Именно Блок гениальным, простодушным чутьем почувствовал всю двусмысленность подступающей новой эпохи, когда различение хамства и благородства становится делом не только немыслимо трудным, но и нравственно опасным, скользким, как и шаги «двенадцати» на зимнем гололеде. Различить «обманщиков» и «обманутых» становится почти невозможно, когда весь ход цивилизации приобретает авантюрный, гротескный характер. Величие поэмы Блока вовсе не в том, что она дает пищу для всевозможных «трактовок», а в том, что в ней художественно верно передано вот это крошево, снежево, марево надвигающегося смутного времени — времени тотального поражения «духовного реализма» и победы Хама — насмешника над всякой культурой и всякой истинностью.
Собственно, история XX века и есть расхлебывание каши, заваренной Хамом. Но не пытайтесь найти его единый и индивидуальный образ, говоря: вот Хам! Реалисту тут нечем поживиться; тут скорее требуется искусство кубистического, абстрактного толка.

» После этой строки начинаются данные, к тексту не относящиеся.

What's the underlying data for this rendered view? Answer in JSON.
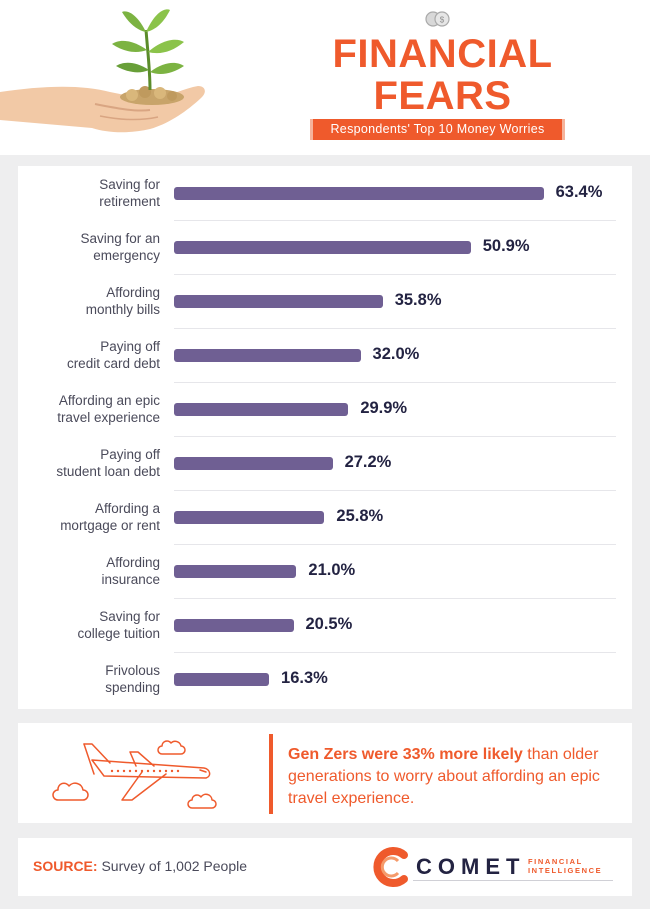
{
  "header": {
    "title_line1": "FINANCIAL",
    "title_line2": "FEARS",
    "subtitle": "Respondents' Top 10 Money Worries"
  },
  "colors": {
    "accent": "#ef5a2c",
    "bar": "#6f5f93",
    "value_text": "#232342",
    "label_text": "#4a4a5a",
    "background": "#eeeeef"
  },
  "chart_data": {
    "type": "bar",
    "orientation": "horizontal",
    "title": "",
    "xlabel": "",
    "ylabel": "",
    "xlim": [
      0,
      100
    ],
    "grid": false,
    "legend": "none",
    "categories": [
      [
        "Saving for",
        "retirement"
      ],
      [
        "Saving for an",
        "emergency"
      ],
      [
        "Affording",
        "monthly bills"
      ],
      [
        "Paying off",
        "credit card debt"
      ],
      [
        "Affording an epic",
        "travel experience"
      ],
      [
        "Paying off",
        "student loan debt"
      ],
      [
        "Affording a",
        "mortgage or rent"
      ],
      [
        "Affording",
        "insurance"
      ],
      [
        "Saving for",
        "college tuition"
      ],
      [
        "Frivolous",
        "spending"
      ]
    ],
    "values": [
      63.4,
      50.9,
      35.8,
      32.0,
      29.9,
      27.2,
      25.8,
      21.0,
      20.5,
      16.3
    ],
    "value_labels": [
      "63.4%",
      "50.9%",
      "35.8%",
      "32.0%",
      "29.9%",
      "27.2%",
      "25.8%",
      "21.0%",
      "20.5%",
      "16.3%"
    ]
  },
  "note": {
    "highlight": "Gen Zers were 33% more likely",
    "rest": " than older generations to worry about affording an epic travel experience."
  },
  "source": {
    "label": "SOURCE:",
    "text": " Survey of 1,002 People"
  },
  "logo": {
    "word": "COMET",
    "sub_line1": "FINANCIAL",
    "sub_line2": "INTELLIGENCE"
  },
  "icons": [
    "plant-in-hand-icon",
    "coins-icon",
    "airplane-icon",
    "cloud-icon",
    "comet-logo-icon"
  ]
}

Дело в том, что «хамская» природа принципиально не может быть чьей-то — русской, немецкой, африканской, царской, фашистской или большевистской. Хамство возникает во всякой культуре — и именно там, где намечается ослабление, потеря четкой ориентации в духовном мире, истощение «метафизической почвы». Пьянство Ноя — прообраз будущего одурения и оглупления культуры; однако Ной восстал сильным и свежим от сна и наказал сына. Дело в том, что ни одна культура уже давно не способна на духовно-энергичные жесты. И чем меньше на это она способна, тем с большей завистью она глядит в мощную спину Уходящего Хама и — вот уже начинает бежать за ним, по-старчески охая и возмущаясь.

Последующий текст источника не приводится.